You also now know that there are no specific "pain nerves."
All body sensations - things like touch, taste, temperature changes, location of our body in space, our relationship to gravity, and yes, pain - are all relayed through the same peripheral nervous system network.
Here is how these pieces of puzzle fit together:
Imagine that peripheral nervous system has a certain broadband width.
While over simplistic, this image helps us gain understanding without getting too deep into sleep-inducing sciency details.
If broadcasting pain messages takes up 3/4 of that width, there's very little room left to carry any other information.
Brain relies on peripheral nervous system to locate and orient the body and its parts, and move the body through space. When peripheral nervous system is busy broadcasting pain, our ability to sense the body and control our movements diminishes. In other words, the more pain we have, the less coordinated our movements are, and the more prone to injury we will be.
Uncoordinated movement (and injuries) give rise to multiple compensation patterns that change the state of our connective tissue. Tight connective tissue further reduces the quality of communication between the brain and the body, and so we find ourselves stuck in the vicious cycle of pain, poor movement and injury.
The simple biological fact is this: there is a mutually inhibiting relationship between pain and proprioception (the felt sense of body in space).

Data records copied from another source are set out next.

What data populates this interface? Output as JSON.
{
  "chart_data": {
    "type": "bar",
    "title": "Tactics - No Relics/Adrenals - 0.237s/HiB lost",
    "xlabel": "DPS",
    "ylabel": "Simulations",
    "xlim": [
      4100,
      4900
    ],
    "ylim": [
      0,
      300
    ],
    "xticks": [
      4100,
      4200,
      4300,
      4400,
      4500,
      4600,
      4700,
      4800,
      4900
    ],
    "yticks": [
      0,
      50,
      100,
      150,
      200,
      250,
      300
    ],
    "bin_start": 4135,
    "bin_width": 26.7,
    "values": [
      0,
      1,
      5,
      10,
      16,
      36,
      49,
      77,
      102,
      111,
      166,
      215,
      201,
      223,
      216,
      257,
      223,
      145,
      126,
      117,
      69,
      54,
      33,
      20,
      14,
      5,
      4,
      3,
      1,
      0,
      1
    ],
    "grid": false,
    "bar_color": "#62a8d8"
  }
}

Pain diminishes our ability to propriocept.
Converse is also true: increasing body awareness reduces pain.
The bad news is that no amount of soft tissue work - whether it comes from a massage therapist, physiotherapist, or self ball-rolling - can create a lasting change.
The good news is that training your nervous system to sense the position, location, orientation and movement of your body in space - coupled with a soft-tissue treatment approach - can gradually reorganize your nervous system to broadcast less and less pain, and more and more body awareness.